8VC Emerging Builders Spotlight: Piyush Jain (Yugabyte)

Posts

Interview

Mar 30, 2023

In supporting the industry defining companies of the 8VC portfolio, we are fortunate to work with the brightest, most dedicated people in the world. We’re excited to feature some of the most promising engineering and product talent we have the pleasure of collaborating with, not only at 8VC, but within our broader network.

Today we are highlighting Piyush Jain from Yugabyte. Piyush is a software engineer at Yugabyte working in the database group. Before this, he worked at Nutanix, after which he completed his Masters at UT Austin with a focus on distributed systems. In his free time: Piyush keeps an eye on developments in layer 1 blockchains, enjoys hiking, practicing yoga and playing tennis (started picking up recently).

In your words, what is Yugabyte and why are you excited about the company?

Yugabyte is the company behind YugabyteDB, our open source distributed transactional database. You might be wondering “Why do we need another database?” Let me go back into some history to explain how YugabyteDB came to be.

Databases are complex pieces of software, which almost all technical systems rely on for their data storage and access needs.

Databases have gone through a long and interesting journey and have evolved in two ways; 1) functionality-wise to cater to new data management needs and 2) scalability-wise to support a larger population on the internet, while still maintaining good response times.

Until the late 2000s, we simply had single node databases. If you wanted to support more data and traffic, you would have to switch to a beefier single-node machine with more compute and storage. But, these single node databases were transactional, i.e. ACID compliant.

Having an ACID-compliant transactional database brought two major user benefits. Firstly, you could apply a set of operations atomically on the database without worrying about partial application of the operations this would help in a bank transfer for example. The second benefit was that the database would serve multiple such atomic sets of operations in parallel for various clients, while ensuring that it behaves as if all transactions occurred serially one after the other. This is important to ensure that when you transfer money to someone, two independent people don’t have to be blocked for your transfer to go through. This needs to be done while ensuring that two sets of operations to the same piece of data don’t trample on each other leading to unintuitive outcomes, such as double spending using one account, by performing simultaneous transfers amounting to more than the account balance.

As more people started coming on the internet, our applications grew and you could vertically scale-up your database node to satisfy the traffic. But, there was a hard limit on the beefiest machine available on the market at any given time. These bigger servers also became more specialized and thus more expensive.
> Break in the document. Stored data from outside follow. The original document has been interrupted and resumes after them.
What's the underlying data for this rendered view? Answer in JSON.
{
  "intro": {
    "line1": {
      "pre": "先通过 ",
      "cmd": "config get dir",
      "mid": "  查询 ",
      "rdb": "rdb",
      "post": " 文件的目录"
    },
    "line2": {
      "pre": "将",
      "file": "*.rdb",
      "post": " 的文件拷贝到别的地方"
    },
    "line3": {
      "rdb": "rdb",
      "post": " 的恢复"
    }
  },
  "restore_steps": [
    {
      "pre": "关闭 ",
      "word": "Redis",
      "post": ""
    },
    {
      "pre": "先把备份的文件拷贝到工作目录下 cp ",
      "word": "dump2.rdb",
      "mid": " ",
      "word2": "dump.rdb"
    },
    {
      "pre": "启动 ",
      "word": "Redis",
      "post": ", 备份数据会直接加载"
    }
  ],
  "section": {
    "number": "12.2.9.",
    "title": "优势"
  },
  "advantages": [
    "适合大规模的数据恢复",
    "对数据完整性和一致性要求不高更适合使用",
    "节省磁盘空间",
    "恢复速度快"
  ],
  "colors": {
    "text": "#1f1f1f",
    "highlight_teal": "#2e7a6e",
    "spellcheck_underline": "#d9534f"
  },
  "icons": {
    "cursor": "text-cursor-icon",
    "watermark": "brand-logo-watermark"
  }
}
This paved the way for a class of distributed NoSQL databases that horizontally scaled by compromising on transactional guarantees. The application wouldn’t get the same intuitive guarantees that traditional databases provided, and would need some re-writing to bake in some/all of the required ACID guarantees into the application.

Reinventing the wheel for transactional requirements in each application is highly time-consuming and error prone as transactions are hard to get right.
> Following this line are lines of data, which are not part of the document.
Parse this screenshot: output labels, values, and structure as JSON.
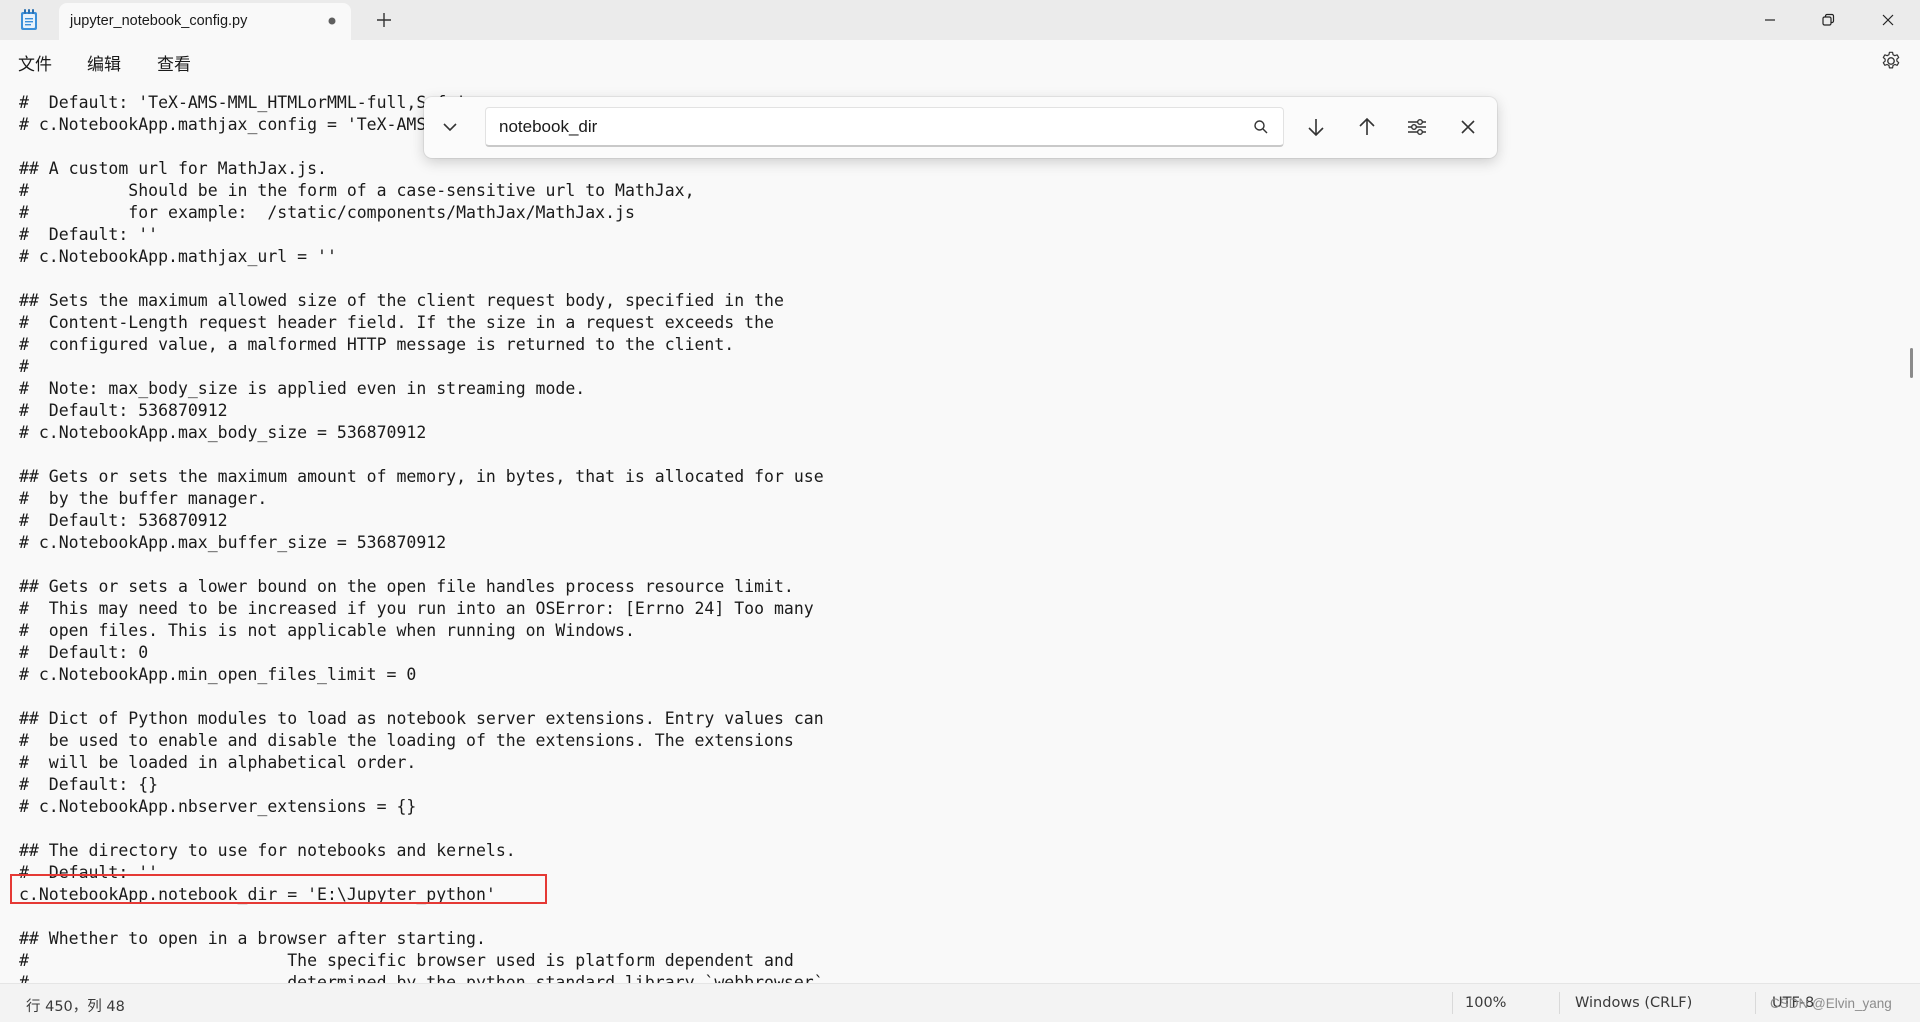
{
  "tab": {
    "title": "jupyter_notebook_config.py"
  },
  "menu": [
    "文件",
    "编辑",
    "查看"
  ],
  "find": {
    "query": "notebook_dir"
  },
  "code_lines": [
    "#  Default: 'TeX-AMS-MML_HTMLorMML-full,Safe'",
    "# c.NotebookApp.mathjax_config = 'TeX-AMS-MML_HTMLorMML-full,Safe'",
    "",
    "## A custom url for MathJax.js.",
    "#          Should be in the form of a case-sensitive url to MathJax,",
    "#          for example:  /static/components/MathJax/MathJax.js",
    "#  Default: ''",
    "# c.NotebookApp.mathjax_url = ''",
    "",
    "## Sets the maximum allowed size of the client request body, specified in the",
    "#  Content-Length request header field. If the size in a request exceeds the",
    "#  configured value, a malformed HTTP message is returned to the client.",
    "#",
    "#  Note: max_body_size is applied even in streaming mode.",
    "#  Default: 536870912",
    "# c.NotebookApp.max_body_size = 536870912",
    "",
    "## Gets or sets the maximum amount of memory, in bytes, that is allocated for use",
    "#  by the buffer manager.",
    "#  Default: 536870912",
    "# c.NotebookApp.max_buffer_size = 536870912",
    "",
    "## Gets or sets a lower bound on the open file handles process resource limit.",
    "#  This may need to be increased if you run into an OSError: [Errno 24] Too many",
    "#  open files. This is not applicable when running on Windows.",
    "#  Default: 0",
    "# c.NotebookApp.min_open_files_limit = 0",
    "",
    "## Dict of Python modules to load as notebook server extensions. Entry values can",
    "#  be used to enable and disable the loading of the extensions. The extensions",
    "#  will be loaded in alphabetical order.",
    "#  Default: {}",
    "# c.NotebookApp.nbserver_extensions = {}",
    "",
    "## The directory to use for notebooks and kernels.",
    "#  Default: ''",
    "c.NotebookApp.notebook_dir = 'E:\\Jupyter_python'",
    "",
    "## Whether to open in a browser after starting.",
    "#                          The specific browser used is platform dependent and",
    "#                          determined by the python standard library `webbrowser`"
  ],
  "status": {
    "position": "行 450，列 48",
    "zoom": "100%",
    "line_ending": "Windows (CRLF)",
    "encoding": "UTF-8",
    "watermark": "CSDN @Elvin_yang"
  }
}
This is where YugabyteDB comes in: it provides the old, gold standard of being ACID compliant while still being horizontally scalable, similar to NoSQL databases. So, you get the best of both worlds. It also goes further, providing not just transactions, but also the classical features of relational databases in a distributed environment, which would have again required extra logic in the app if using a NoSQL database. Moreover, it runs almost anywhere, bare metal, any cloud, Kubernetes, etc.
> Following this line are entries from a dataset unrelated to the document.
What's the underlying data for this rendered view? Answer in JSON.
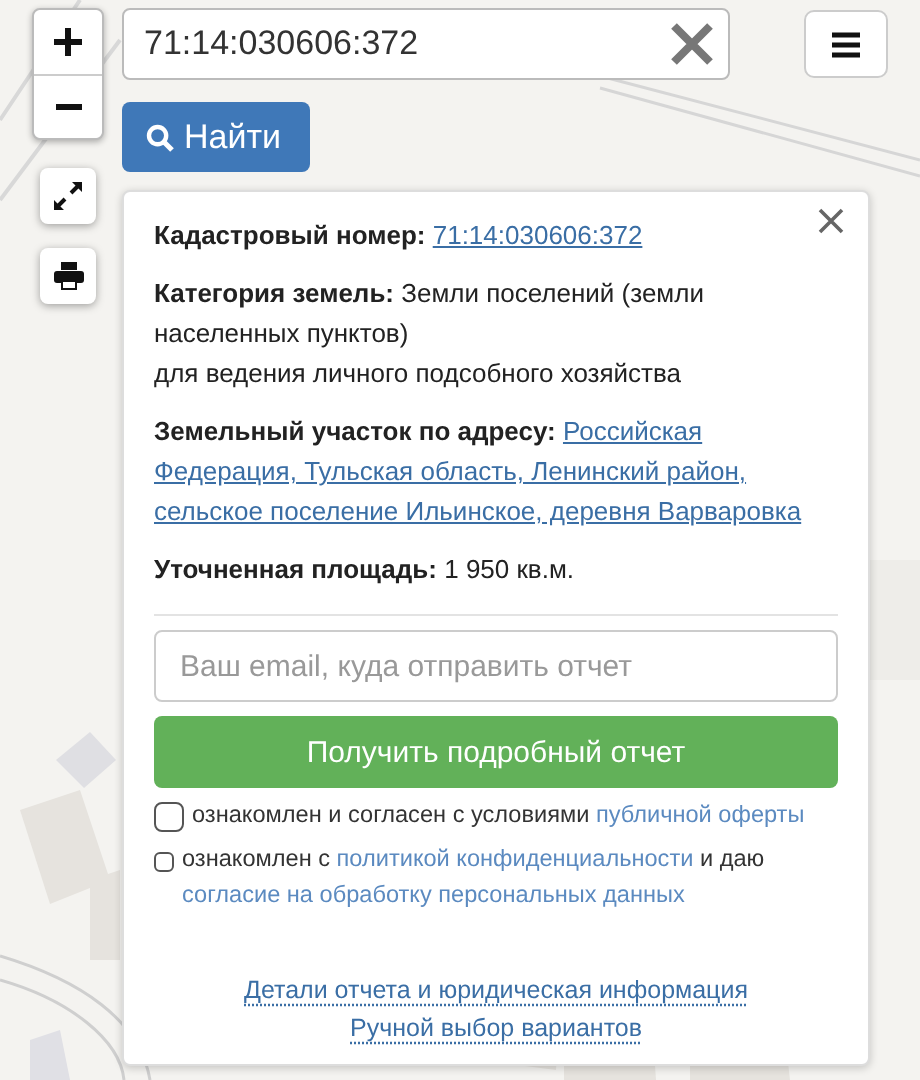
{
  "search": {
    "value": "71:14:030606:372"
  },
  "find_button": "Найти",
  "info": {
    "cadastral_label": "Кадастровый номер:",
    "cadastral_link": "71:14:030606:372",
    "category": "**Категория земель:** Земли поселений (земли населенных пунктов)",
    "usage": "для ведения личного подсобного хозяйства",
    "address_label": "Земельный участок по адресу:",
    "address_lines": [
      "Российская",
      "Федерация, Тульская область, Ленинский район,",
      "сельское поселение Ильинское, деревня Варваровка"
    ],
    "area": "**Уточненная площадь:** 1 950 кв.м."
  },
  "email": {
    "placeholder": "Ваш email, куда отправить отчет"
  },
  "report_button": "Получить подробный отчет",
  "agreements": [
    {
      "checked": false,
      "kind": "large",
      "parts": [
        {
          "text": "ознакомлен и согласен с условиями",
          "kind": "text"
        },
        {
          "text": "публичной оферты",
          "kind": "link"
        }
      ]
    },
    {
      "checked": false,
      "kind": "small",
      "parts": [
        {
          "text": "ознакомлен с",
          "kind": "text"
        },
        {
          "text": "политикой конфиденциальности",
          "kind": "link"
        },
        {
          "text": "и даю",
          "kind": "text"
        },
        {
          "text": "согласие на обработку персональных данных",
          "kind": "link"
        }
      ]
    }
  ],
  "footer_links": [
    "Детали отчета и юридическая информация",
    "Ручной выбор вариантов"
  ]
}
Databases are all about tradeoffs. With the transition from SQL to NoSQL, you’re trading off consistency for scalability. What are the tradeoffs as you move to a distributed SQL database— i.e. horizontally scaled SQL— paradigm and where does Yugabyte do the most work to minimize the tradeoffs that you’re forced to make in that transition?

Let’s discuss two different paths to distributed SQL databases: from NoSQL and from single-node relational databases.

When moving from NoSQL to distributed SQL we are not really compromising on anything, instead we are strictly gaining some benefits. A distributed SQL database can do everything that NoSQL does while achieving the same performance and providing the same scalability. This can be easily seen via the YCQL Cassandra API that YugabyteDB provides. Moreover, YCQL goes further by providing distributed transactions, which traditional NoSQL doesn't offer.

However, a trade-off exists when comparing with single node relational databases. Distributed SQL has to incur higher latencies, which stems from the distributed nature of the system required for scale and availability and the basic laws of physics and speed of light. Inter-node interaction is needed for all writes since all data is replicated by a consensus algorithm that provides resilience to node failures and high availability. Moreover, distributed transactions that touch data on multiple nodes require additional inter-node coordination along with the usual consensus replication. All distributed databases have to face this.

At Yugabyte there has been a lot of work put into ensuring that we pay only the penalty justifiable by this theoretical trade-off and nothing more. One example is that we make sure not to start a distributed transaction if we can decipher that it touches a single shard, thus saving on network round trips associated with the lifecycle of a distributed transaction. Another instance is that since a distributed transaction incurs overhead even during creation, the database keeps a pool of new distributed transactions around on each node to avoid that latency. Further, there are multiple micro optimizations baked in to solve the problems that distributed SQL databases face, for example, higher latencies stemming from clock skew between nodes.

How did you first hear about Yugabyte and how did you initially decide to join?

From my previous role and during my Masters’ at UT Austin, I was deeply into distributed systems, but not so much into databases. At that point, I was reading literature on Google Spanner and other distributed databases, and realized that transactional distributed databases were a space that I wanted to work in.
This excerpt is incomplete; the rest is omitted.